Скажите им, пять секунд.
Помощник: Хорошо.
Дональд Трамп: Учитывая все то, что я сделал, мои потрясающие успехи, то, что «Тайм» пишет обо мне в таком духе, это просто позор, понимаете? Давайте называть вещи своими именами, это просто позор. И однажды, в следующие 20 лет, возможно, вы выберете меня Человеком года. Ну ладно, велика беда. Но учитывая все то, что я рассказал сейчас… вернемся к докладу Мюллера. У вас есть 18 человек, которые ненавидели Дональда Трампа, это были злобные демократы, многие из которых оказывали демократической партии финансовую поддержку. Верно? Вот есть Боб Мюллер, у которого полно противоречий, полным-полно противоречий. Вы знаете, как я к этому отношусь. Коми (Comey) был его другом. У меня были неприятные деловые разборки с ним, когда он был частным лицом. Очень неприятные деловые разборки. Понимаете? Вы же об этом знаете, так?
— Если Вы хотите сообщить нам подробности…

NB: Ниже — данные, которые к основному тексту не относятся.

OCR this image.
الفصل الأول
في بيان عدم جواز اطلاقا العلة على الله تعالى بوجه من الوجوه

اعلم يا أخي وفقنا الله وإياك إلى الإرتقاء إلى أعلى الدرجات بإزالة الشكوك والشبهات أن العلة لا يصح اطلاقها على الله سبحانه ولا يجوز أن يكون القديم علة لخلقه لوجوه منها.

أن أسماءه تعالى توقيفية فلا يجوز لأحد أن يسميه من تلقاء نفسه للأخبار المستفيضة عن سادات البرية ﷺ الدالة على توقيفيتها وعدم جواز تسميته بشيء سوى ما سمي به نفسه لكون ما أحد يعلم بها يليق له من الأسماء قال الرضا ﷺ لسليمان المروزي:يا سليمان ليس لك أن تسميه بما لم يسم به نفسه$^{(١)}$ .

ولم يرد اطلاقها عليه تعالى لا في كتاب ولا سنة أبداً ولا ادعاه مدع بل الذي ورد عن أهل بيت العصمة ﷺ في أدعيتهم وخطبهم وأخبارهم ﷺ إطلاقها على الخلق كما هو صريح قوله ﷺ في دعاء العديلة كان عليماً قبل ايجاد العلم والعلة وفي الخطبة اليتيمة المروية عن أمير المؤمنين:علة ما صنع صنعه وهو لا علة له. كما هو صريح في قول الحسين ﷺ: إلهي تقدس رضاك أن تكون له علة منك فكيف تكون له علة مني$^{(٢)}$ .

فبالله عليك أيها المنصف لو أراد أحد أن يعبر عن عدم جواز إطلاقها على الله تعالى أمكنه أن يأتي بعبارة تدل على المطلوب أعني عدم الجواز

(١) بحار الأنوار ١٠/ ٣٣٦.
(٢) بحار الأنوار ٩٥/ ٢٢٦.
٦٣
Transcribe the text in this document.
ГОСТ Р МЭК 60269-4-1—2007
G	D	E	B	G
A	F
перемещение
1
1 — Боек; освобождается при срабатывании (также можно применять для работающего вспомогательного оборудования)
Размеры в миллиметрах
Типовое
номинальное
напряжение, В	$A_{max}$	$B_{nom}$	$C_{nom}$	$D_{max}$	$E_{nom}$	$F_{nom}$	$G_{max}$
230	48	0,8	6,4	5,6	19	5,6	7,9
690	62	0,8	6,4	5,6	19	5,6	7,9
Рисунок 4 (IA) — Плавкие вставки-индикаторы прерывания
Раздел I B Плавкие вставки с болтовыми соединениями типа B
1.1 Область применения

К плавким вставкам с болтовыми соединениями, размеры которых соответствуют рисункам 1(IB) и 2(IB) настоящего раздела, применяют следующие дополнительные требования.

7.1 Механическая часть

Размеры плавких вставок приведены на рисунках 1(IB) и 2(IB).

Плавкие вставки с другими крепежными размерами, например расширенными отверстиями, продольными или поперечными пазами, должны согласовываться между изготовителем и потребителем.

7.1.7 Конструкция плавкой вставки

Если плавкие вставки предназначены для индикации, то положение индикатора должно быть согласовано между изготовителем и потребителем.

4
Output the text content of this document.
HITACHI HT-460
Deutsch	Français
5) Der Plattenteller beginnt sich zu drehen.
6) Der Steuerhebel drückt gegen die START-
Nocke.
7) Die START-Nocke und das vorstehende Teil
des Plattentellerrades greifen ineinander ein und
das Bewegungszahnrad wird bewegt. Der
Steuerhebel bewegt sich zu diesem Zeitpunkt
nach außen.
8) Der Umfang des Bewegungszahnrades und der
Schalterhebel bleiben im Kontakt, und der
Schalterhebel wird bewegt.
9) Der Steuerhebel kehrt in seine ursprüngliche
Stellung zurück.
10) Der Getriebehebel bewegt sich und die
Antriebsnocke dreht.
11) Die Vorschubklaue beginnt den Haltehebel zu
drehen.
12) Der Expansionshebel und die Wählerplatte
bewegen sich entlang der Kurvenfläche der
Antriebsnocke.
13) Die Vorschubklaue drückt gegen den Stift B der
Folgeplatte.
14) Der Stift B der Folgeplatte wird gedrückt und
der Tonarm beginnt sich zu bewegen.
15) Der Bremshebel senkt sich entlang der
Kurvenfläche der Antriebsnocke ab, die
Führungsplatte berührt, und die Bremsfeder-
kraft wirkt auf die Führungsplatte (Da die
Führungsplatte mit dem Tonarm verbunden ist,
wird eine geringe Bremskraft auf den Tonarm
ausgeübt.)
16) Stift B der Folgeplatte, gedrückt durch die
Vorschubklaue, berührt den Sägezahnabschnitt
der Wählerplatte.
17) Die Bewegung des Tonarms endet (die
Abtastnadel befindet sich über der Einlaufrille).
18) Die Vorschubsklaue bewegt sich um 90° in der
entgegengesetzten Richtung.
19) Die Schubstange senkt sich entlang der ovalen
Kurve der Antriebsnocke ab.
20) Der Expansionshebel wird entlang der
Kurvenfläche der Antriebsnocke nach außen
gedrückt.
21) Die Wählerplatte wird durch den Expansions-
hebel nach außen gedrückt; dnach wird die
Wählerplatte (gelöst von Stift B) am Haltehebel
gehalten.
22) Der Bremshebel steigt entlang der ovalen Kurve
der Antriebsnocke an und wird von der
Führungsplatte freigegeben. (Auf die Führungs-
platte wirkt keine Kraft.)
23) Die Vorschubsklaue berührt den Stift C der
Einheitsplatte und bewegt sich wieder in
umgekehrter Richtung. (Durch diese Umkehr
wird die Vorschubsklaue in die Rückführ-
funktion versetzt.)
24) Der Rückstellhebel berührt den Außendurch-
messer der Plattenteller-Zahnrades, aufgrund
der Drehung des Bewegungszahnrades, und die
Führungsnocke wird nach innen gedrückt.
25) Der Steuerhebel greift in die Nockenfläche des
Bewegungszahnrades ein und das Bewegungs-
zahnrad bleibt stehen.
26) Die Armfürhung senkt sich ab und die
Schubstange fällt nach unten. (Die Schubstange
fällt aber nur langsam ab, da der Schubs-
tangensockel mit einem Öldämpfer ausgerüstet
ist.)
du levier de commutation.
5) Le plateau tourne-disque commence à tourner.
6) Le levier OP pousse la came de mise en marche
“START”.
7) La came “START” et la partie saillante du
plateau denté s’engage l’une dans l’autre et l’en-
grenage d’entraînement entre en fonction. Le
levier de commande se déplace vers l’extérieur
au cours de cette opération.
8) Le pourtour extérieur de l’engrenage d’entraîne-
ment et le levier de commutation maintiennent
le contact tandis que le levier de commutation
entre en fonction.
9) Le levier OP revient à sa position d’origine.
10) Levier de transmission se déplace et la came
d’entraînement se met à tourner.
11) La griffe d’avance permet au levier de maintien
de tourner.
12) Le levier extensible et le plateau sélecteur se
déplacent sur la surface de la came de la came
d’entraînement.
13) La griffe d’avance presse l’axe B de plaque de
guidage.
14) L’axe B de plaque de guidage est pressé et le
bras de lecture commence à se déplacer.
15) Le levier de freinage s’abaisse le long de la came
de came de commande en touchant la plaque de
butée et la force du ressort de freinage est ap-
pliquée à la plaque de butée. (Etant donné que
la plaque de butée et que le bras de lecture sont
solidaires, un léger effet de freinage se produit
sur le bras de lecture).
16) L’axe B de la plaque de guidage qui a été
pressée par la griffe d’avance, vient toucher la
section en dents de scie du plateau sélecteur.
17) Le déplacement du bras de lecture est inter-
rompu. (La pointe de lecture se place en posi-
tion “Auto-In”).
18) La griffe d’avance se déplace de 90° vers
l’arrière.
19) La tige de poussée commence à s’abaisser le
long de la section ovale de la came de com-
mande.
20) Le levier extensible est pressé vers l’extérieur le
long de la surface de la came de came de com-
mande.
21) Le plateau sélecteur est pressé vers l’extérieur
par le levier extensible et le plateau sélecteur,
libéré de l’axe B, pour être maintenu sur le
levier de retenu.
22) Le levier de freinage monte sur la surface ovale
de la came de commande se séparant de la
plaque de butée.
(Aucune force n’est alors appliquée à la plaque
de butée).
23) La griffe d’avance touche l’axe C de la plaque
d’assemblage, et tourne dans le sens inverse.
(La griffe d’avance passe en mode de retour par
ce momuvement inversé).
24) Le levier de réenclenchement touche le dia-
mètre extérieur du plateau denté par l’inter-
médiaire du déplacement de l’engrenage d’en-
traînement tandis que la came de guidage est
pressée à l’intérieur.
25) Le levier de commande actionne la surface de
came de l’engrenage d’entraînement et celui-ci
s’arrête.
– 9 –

— Нет, я не хочу сообщать вам подробностей, для этого нет никаких оснований. Какая разница, вы же все равно не напишите об этом так, как есть. Но у меня были неприятные деловые разборки с Коми. И еще другие споры у нас тоже были. И он сидел, видите вон то кресло, в котором вы сидите? Он сидел как раз в этом самом кресле, хотел получить пост директора ФБР, а я ему отказал. Понимаете? Это был конфликт интересов. А если не считать этого, то он сказал, что никакого сговора не было. Первая глава. Никакого сговора. Никакого заговора. Отпор. Отпор. А теперь у них всплывает громкое преступление, и они говорят, что я пытался скрыть громкое преступление. Но, понимаете ли, я этого не делал. Не делал. И, что более важно, в рамках Второй статьи я бы мог сделать все что угодно. Я мог бы уволить Мюллера, если бы хотел, но я этого не сделал, потому что, если вспомнить Ричарда Никсона (Richard Nixon), у него из этого ничего хорошего не вышло. Так ведь? Но я мог бы… я мог бы уволить… у меня было право согласно Второй статье уволить Роберта, но я этого не сделал. Да я и не хотел. Я подумал, пусть он закончит свой доклад. Посмотрим. Доклад был опубликован, никакого сговора обнаружено не было. Сговор был самой громкой проблемой, он подразумевал заговор. Или как они там хотят это назвать. И в докладе предельно ясно об этом говорилось. И помните, посмотрите — на самом деле был дан отпор, вы с этим согласны, Сара? Они действительно получили отпор от наших людей. Они не только ни на что не согласились, они дали отпор. А потом наступила вторая стадия, и они подстроили преступление. А как насчет 33 тысяч электронных писем Хиллари Клинтон? Как насчет того, что она заплатила Кристоферу Стилу (Christopher Steele) за лживое, полное чуши досье — огромную сумму денег заплатила — она и Национальный демократический комитет. Если бы вы, ребята, писали все как есть, у вас бы в итоге все было прекрасно. Вы бы просто получили по Пулитцеровской премии. Я скажу вам, есть люди, достойные Пулитцеровской премии, но ее получили не они. Те, кто получил ее, должны отдать ее обратно, потому что они совершенно не так все оценивали.
Сара Сандерс: Может быть, самый последний вопрос, и на этом будем заканчивать.
— Вопрос о кампании.
— Какие новые цели Вы видите перед собой во втором сроке?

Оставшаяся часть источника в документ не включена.